The set opened with Zumbal that had a stonking clarinet solo from Amy Denio that fought it out with Eleni Govetas violin for supremacy as the heavy Balkan riffing added layers of power. Tammi Vilajet saw Amy switch to Saxophone while Val Kiossovski attacked his guitar as if he wanted to be playing some Sabaton style Battle metal but with a good bit of Balkan edge to it.

King was the first song with any English lyrics as Eleni's violin seemed to almost be the lead instrument as Gino bellowed out the vocals like a more deranged Serj Tankian with a far longer beard too. Tutti Frutti gave me some odd childhood flashbacks to eating Tutti Frutti Ice cream at the Spaghetti House just before the infamous siege took place, although I'm sure we went to the Goodge Street one, not the Knightsbridge branch, still this tune was not siege like at all, being far more upbeat and great fun.

Build the Wall was obviously written for anyone who thinks a wall can stop people migrating and moving around the world, the idiots, the song had some shout outs to Zinedine Zidane with all sorts of questions as to how the wall would help, as Guy Michael Davis crushed out the heavy Bass riff like he wanted to be in Pennywise.
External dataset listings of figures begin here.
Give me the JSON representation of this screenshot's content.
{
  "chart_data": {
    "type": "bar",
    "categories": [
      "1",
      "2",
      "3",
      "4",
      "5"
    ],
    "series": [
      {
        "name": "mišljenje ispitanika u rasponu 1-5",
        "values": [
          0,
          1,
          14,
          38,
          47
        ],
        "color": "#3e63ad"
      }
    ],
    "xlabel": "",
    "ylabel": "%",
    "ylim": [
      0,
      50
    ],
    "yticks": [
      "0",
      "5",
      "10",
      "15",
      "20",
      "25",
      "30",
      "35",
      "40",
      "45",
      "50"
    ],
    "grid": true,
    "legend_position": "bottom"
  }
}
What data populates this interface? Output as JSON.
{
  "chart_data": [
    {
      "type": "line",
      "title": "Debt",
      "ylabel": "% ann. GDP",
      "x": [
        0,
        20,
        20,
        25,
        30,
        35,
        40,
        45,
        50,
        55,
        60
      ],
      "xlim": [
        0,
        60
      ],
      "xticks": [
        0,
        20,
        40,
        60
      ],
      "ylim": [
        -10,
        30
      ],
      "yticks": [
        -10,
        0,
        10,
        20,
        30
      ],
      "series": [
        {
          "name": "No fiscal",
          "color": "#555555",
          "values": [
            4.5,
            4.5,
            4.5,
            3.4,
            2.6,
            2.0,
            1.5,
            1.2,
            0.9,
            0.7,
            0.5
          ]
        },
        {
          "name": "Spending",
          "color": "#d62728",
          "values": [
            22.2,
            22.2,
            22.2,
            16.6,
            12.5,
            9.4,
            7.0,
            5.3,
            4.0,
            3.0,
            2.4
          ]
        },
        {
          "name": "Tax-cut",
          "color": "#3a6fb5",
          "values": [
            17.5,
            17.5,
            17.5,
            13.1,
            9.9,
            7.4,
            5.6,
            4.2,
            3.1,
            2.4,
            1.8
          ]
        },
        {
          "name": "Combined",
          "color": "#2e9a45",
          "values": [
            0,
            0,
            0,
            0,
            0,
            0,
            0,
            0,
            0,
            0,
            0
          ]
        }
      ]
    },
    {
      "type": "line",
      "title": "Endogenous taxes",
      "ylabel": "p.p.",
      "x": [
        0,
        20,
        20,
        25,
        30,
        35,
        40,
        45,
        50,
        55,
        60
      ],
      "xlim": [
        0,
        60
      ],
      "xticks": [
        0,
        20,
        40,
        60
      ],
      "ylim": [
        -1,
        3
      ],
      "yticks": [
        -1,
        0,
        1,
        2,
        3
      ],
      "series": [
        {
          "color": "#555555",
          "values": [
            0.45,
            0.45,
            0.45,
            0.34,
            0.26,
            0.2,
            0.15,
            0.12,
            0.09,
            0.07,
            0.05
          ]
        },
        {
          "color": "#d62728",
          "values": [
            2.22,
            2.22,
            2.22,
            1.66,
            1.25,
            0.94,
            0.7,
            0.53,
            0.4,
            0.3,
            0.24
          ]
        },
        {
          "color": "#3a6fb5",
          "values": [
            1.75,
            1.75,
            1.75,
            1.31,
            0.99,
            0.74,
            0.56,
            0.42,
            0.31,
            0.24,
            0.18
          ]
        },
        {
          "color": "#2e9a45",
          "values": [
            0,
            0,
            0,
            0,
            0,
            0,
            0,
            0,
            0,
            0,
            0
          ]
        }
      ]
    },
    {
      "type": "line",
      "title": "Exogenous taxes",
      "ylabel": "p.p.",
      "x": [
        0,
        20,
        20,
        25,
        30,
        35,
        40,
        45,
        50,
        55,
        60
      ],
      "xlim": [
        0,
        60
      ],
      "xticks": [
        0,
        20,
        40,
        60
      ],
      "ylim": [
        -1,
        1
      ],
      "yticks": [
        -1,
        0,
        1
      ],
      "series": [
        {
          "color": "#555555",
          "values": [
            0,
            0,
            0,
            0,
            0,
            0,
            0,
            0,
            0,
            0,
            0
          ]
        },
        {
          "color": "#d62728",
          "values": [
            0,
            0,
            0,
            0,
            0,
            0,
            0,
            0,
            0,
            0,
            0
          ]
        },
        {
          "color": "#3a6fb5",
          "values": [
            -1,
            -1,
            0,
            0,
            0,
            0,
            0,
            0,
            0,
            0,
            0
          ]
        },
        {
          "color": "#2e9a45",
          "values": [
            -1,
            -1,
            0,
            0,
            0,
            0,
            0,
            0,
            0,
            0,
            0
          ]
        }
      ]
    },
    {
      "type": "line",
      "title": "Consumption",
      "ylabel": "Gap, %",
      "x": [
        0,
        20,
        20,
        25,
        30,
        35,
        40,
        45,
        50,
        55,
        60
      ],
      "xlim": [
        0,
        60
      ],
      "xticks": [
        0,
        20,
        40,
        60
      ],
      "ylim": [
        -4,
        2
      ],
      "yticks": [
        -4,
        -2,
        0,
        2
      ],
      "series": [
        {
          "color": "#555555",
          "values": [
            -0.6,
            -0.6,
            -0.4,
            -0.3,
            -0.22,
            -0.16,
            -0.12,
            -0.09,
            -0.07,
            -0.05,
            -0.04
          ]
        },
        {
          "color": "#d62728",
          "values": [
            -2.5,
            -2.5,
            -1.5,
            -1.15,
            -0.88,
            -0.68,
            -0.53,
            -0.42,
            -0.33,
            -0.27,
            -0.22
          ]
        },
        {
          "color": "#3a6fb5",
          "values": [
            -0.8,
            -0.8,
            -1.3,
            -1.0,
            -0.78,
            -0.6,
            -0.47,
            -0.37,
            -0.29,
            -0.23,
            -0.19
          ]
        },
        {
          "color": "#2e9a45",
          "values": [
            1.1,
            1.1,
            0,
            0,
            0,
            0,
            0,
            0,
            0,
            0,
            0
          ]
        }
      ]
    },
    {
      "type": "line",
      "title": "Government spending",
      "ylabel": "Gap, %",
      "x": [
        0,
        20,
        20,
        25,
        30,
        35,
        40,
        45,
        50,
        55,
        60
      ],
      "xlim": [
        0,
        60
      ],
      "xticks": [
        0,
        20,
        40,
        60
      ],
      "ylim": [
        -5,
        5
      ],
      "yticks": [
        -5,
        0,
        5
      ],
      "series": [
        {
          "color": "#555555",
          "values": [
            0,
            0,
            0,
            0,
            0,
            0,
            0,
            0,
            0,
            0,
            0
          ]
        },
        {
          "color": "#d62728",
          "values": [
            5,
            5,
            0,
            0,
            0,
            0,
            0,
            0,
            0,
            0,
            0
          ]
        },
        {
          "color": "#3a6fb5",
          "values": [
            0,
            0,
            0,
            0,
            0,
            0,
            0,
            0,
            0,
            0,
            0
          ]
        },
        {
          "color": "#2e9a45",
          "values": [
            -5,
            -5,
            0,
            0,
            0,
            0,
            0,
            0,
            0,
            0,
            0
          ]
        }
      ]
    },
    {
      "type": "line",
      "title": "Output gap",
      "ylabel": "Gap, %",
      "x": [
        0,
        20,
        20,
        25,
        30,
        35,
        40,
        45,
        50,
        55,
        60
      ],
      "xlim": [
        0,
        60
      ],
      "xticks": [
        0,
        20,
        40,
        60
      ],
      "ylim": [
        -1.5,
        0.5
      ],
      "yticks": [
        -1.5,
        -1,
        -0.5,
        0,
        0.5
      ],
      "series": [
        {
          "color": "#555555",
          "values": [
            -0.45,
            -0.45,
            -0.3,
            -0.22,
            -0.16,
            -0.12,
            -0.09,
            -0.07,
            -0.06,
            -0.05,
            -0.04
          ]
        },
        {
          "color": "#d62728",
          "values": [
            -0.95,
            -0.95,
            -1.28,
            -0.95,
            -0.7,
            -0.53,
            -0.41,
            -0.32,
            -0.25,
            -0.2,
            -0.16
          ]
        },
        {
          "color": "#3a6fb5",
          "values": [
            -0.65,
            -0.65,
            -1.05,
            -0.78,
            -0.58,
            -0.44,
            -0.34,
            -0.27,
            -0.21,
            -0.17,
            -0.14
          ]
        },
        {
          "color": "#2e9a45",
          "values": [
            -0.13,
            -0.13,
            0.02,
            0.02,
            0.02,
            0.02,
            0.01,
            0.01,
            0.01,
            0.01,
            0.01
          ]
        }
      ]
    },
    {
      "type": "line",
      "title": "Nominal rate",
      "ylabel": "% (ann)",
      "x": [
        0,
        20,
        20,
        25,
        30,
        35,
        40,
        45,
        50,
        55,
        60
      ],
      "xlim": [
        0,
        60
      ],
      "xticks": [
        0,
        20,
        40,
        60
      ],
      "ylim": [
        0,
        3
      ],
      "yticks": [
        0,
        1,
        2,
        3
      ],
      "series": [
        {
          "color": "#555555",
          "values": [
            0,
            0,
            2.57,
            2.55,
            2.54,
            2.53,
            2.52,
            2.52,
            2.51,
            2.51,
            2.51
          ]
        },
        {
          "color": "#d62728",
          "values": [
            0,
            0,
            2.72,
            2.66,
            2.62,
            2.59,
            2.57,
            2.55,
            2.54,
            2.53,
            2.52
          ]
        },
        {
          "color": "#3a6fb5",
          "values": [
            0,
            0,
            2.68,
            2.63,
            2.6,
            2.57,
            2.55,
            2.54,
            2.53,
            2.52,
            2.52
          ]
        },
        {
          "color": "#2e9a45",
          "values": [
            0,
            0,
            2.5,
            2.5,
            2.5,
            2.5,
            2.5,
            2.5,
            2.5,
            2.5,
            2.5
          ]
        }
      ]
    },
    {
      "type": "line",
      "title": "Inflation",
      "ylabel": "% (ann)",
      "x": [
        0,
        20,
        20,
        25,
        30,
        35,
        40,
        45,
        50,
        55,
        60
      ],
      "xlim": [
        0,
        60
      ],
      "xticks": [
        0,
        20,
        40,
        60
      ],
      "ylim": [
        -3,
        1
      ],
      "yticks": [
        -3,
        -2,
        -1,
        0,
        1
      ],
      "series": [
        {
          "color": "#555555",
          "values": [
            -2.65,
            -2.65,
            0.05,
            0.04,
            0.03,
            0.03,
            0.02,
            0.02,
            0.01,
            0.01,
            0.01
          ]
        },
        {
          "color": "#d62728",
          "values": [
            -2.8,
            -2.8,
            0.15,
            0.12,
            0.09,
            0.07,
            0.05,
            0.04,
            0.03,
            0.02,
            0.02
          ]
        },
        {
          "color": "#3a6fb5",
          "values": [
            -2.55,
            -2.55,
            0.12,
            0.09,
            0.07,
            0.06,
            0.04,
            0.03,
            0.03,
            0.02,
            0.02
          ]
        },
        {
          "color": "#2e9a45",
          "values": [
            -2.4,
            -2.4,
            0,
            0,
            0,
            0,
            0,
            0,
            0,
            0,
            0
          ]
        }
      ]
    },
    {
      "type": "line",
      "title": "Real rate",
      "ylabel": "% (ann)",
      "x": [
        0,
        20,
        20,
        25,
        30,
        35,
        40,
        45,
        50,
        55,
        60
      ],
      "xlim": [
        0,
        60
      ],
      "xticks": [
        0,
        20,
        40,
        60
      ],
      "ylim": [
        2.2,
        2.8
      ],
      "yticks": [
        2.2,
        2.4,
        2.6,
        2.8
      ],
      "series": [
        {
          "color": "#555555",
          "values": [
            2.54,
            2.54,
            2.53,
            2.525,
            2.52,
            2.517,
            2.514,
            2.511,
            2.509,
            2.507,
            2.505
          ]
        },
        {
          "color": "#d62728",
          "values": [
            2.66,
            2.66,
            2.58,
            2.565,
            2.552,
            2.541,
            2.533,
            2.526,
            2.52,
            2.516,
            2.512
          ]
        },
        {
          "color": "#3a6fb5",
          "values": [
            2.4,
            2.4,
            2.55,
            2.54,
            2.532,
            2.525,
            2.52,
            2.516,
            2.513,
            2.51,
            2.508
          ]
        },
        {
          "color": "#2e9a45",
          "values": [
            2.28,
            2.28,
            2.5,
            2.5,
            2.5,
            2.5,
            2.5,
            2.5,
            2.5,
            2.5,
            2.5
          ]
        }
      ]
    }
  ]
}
Istanbul featured the bands own version of the Yalla Chant that Transglobal Underground first brought to prominence here, only this was a lot heavier with Eleni's violin really letting rip, as Amy's sax attacked our ears it was very powerful and most of the audience were singing and or dancing along, it was impossible to stand still that's for sure.

God I Busy, May I Help You? Had some good questioning as to why you would still believe in God considering everything that's been done in his name, it also featured Gino playing a totally blasting atonal trumpet solo. Racist Song made clear that Kultur Shock are all inclusive and have no time for any of that stupidity.

GG Likes Be Nice is clearly not about GG Allin as it's far too much fun and light. Taiyou had a frantic fraught edge to it as Chris Stromquists powerhouse drumming nailed things down for Eleni's violin to battle against Amy's Saxophone.

Sheitan was introduced as being the bands Japanese song, I assume some of the lyrics were in Japanese, that was followed by Duna that saw Amy switch back to the Clarinet as the intensity seem to rise. I think Nadjia was the song about a castle that seemed to have a few Kafkaesque twists to it musically.

Horse Thief may not have mentioned Shergar or the idiots who stole that horse, but I'm sure was about that sort of Horse and not the sort you shoot up with. They closed with Sarajevo a bittersweet song for that most destroyed of cities that has now re-built itself since the Balkan Conflict.

The crowd went utterly nuts for an encore and soon enough Kultur Shock were back as Gino announced they would start the encore by playing two new songs the first of which Tomorrow Is Better Day had repeating lyrics stating that he was going to quit drugs but not today, spoken and sung like a true druggy, this was great fun, like almost everything else they played.

Snijeg was introduced as being that we are living in a dangerous time to be quiet, we all need to speak out to stop the madness our politicians are perpetrating allegedly in our name. Country was a song for anyone who was born far away, or whose family came from far away to make a better life somewhere safer. They closed the night by rampaging through Da Je that allowed the crowd to go nuts once more as they brought the set to a close and left the stage to huge cheers.